HOW I GOT THE SHOT: There is an old trick pro photographers employ to find great shots in places they’ve never visited before: they head to the nearest newsstand and scan the postcard rack. I could have used some help the first time I sped off to the Western Negev in search of the Scarlet South, the Jewish National Fund’s annual wildflower festival. With a photographer friend in tow, I drove around for several hours and stopped numerous locals to ask, “Where are the flowers?” Nobody knew. We returned home empty handed.
The following year, I did my homework and charted a course for the Ruchama Forest, which lies opposite the community of Ruchama off road 334. Traveling down the road, even at moderate speed, there is nary a clue of the magnificent treasure concealed but a short bump and a shake down a dirt road. Carpets of red anemones, which cover the forest floor and which give the festival its name, lie hidden beyond a series of low hillocks.

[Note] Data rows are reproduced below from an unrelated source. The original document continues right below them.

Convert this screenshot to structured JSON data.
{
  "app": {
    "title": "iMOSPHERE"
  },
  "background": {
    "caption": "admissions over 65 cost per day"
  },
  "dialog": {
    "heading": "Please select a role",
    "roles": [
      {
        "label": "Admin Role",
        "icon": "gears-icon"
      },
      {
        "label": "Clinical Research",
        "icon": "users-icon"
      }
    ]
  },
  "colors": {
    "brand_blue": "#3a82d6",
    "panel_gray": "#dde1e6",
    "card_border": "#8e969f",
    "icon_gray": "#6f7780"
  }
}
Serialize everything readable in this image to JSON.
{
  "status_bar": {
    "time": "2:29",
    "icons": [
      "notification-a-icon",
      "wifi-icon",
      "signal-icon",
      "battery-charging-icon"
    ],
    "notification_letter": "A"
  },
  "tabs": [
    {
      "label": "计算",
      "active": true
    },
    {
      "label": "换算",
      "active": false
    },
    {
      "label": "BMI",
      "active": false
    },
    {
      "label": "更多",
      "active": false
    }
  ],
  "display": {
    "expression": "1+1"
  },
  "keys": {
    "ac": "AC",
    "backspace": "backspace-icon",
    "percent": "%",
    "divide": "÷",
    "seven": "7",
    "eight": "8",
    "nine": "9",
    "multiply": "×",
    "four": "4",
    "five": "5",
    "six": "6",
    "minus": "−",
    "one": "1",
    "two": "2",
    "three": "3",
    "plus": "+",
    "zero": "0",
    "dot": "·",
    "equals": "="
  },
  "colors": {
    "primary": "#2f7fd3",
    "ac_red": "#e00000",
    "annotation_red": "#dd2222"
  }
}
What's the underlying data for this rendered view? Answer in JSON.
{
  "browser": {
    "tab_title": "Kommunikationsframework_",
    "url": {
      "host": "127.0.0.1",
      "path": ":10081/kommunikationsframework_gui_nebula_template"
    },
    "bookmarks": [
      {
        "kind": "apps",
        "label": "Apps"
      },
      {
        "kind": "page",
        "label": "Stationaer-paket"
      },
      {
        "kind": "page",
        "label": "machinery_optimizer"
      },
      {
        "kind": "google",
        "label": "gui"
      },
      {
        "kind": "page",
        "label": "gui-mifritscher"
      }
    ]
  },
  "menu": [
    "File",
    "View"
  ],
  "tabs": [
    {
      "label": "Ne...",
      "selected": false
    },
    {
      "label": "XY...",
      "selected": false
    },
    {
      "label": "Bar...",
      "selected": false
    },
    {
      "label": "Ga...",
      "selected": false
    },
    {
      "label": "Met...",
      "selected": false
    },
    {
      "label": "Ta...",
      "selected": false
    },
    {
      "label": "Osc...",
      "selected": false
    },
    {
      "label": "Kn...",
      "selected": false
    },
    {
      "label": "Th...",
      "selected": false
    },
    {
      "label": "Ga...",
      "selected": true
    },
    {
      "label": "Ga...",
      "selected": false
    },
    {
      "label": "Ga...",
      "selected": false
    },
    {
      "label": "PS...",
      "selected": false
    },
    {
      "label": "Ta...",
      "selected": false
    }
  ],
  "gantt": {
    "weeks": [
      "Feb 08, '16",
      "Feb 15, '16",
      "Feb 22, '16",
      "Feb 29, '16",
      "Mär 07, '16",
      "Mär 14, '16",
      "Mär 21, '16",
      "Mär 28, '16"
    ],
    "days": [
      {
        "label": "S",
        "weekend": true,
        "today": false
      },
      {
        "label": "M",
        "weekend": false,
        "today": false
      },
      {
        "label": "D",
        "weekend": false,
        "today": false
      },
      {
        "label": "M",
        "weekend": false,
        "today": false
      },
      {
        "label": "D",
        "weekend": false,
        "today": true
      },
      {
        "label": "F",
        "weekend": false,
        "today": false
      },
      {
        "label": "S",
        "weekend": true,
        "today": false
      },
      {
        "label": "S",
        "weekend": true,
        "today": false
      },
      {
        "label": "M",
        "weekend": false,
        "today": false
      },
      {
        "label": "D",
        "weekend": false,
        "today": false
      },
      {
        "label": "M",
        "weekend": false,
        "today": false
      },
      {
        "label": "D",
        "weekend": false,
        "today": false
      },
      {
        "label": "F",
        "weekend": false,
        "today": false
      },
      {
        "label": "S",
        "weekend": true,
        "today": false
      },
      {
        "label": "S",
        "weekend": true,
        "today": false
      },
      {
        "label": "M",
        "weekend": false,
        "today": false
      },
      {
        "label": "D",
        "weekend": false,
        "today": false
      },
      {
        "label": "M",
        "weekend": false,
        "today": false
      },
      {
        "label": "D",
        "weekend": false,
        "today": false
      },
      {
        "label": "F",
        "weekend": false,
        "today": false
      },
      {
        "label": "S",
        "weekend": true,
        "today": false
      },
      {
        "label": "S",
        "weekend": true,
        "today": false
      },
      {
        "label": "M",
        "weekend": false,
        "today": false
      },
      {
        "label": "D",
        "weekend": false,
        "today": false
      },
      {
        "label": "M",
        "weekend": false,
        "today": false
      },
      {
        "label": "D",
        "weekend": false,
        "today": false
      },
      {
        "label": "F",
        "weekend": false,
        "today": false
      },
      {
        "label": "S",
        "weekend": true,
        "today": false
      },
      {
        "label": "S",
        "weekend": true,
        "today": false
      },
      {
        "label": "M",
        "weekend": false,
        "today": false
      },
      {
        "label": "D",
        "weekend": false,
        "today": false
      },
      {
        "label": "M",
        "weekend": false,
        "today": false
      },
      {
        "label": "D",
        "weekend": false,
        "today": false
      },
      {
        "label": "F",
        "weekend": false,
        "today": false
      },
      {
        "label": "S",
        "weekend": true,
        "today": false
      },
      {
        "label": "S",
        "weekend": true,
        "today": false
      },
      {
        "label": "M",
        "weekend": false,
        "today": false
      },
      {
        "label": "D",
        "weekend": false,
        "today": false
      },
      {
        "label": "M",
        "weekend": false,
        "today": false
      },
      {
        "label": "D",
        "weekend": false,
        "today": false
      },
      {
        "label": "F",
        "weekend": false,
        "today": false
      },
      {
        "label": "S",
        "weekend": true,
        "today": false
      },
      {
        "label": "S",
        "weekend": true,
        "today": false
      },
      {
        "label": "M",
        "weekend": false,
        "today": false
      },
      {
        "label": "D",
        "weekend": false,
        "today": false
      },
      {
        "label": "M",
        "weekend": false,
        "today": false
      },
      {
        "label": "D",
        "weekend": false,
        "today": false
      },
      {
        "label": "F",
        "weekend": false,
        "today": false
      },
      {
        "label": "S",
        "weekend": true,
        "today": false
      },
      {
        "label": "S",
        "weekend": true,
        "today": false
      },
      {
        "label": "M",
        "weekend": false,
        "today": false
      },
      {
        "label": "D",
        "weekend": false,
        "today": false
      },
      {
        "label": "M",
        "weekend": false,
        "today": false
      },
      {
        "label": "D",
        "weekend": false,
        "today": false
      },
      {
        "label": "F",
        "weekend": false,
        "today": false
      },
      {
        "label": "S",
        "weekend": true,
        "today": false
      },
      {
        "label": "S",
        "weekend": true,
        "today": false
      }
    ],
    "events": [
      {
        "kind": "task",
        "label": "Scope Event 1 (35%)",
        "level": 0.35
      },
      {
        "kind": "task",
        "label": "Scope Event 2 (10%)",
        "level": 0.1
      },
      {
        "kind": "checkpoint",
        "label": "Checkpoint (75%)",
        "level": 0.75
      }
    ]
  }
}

This shot features but one aspect of this annual spectacle, a thinly planted grove a young Eucalyptus trees with their colorful spring companions. The floral display is fleeting, peaking in mid-to-late-February and dying out in early March. If you go, I guarantee you won’t just be seeing green.TECHNICAL DATA – Camera: Nikon D700, tripod-mounted, manual exposure, center-weighted metering mode, f/16 at 1/200th sec., ISO 400. Raw file converted to Jpeg. Lens: Nikon 70-200 zoom at 125 mm. Date: Feb 21, 2012, 9:54 a.m. Location: Ruchama Forest, Western Negev.